Enquanto o piso nacional segue uma base unificada, alguns estados brasileiros possuem autonomia para definir patamares superiores, levando em conta as particularidades de suas economias locais. Nesse cenário, o Paraná consolidou sua posição de destaque ao oficializar, no início de 2026, o maior salário mínimo regional de todo o país. A medida, sancionada pela gestão estadual, estabelece remunerações que podem chegar à casa dos 2,4 mil reais, representando um incremento substancial no poder de compra de milhares de categorias profissionais.
Estrutura de faixas e categorias beneficiadas
Diferente do modelo federal, o reajuste paranaense é estruturado em quatro níveis distintos, escalonados conforme o setor de atuação do trabalhador. No primeiro degrau, profissionais da agropecuária, pesca e silvicultura passam a receber 2.105,30 reais. Para o segundo grupo, que engloba o setor de serviços, comércio e trabalhadores domésticos, o valor foi fixado em 2.181,63 reais.

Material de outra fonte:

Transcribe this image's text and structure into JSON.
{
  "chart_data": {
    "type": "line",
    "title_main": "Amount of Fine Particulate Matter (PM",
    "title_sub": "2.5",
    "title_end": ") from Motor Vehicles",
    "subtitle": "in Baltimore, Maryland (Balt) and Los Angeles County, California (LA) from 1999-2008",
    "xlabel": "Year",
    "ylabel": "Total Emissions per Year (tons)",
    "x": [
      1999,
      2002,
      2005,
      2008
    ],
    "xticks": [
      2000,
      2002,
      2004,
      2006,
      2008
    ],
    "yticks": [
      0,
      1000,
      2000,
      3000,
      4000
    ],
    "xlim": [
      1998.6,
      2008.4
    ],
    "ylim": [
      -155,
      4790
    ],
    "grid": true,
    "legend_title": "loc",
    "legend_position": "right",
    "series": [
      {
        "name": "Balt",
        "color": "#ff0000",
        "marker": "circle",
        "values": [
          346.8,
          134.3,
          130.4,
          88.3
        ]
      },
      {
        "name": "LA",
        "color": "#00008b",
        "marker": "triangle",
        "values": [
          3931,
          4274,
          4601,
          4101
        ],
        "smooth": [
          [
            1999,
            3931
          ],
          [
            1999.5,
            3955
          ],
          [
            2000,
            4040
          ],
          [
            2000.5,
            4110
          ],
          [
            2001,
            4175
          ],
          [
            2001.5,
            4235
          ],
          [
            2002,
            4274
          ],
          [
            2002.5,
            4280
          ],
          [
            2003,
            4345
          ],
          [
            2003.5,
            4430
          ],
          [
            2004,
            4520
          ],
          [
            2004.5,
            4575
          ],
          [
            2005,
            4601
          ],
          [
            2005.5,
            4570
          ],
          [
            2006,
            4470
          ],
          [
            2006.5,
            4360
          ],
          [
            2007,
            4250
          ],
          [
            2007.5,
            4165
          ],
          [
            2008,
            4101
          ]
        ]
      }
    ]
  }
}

Já o terceiro nível, focado na produção industrial e serviços de manutenção, estabelece o montante de 2.250,04 reais. O teto do piso regional, destinado aos técnicos de nível médio, atinge o expressivo valor de 2.407,92 reais. Essa segmentação permite que o estado ajuste as contas de forma proporcional à produtividade e às exigências de cada nicho de mercado.
Retroatividade e diferença em relação ao piso nacional
Um ponto fundamental para os trabalhadores é que, embora o anúncio oficial tenha ocorrido em meados de janeiro, a vigência do novo piso é retroativa ao primeiro dia do ano. Isso obriga as empresas a quitarem as diferenças salariais acumuladas desde o início de 2026. A discrepância em relação ao salário mínimo nacional, projetado em 1.621 reais para este ano, é nítida: no topo da tabela paranaense, a diferença ultrapassa os 780 reais extras no bolso do empregado.
O processo de negociação e validade da medida
A definição desses valores não ocorre de forma isolada, sendo fruto de um diálogo mediado pelo Conselho Estadual do Trabalho, Emprego e Renda. O processo envolve uma negociação tripartite entre representantes do governo, sindicatos de trabalhadores e entidades patronais. Esse modelo de ajuste regional, também adotado por estados como Rio Grande do Sul, Santa Catarina e São Paulo, busca equilibrar o custo de vida local com a sustentabilidade das empresas. Os novos valores permanecerão vigentes até o encerramento de dezembro de 2026.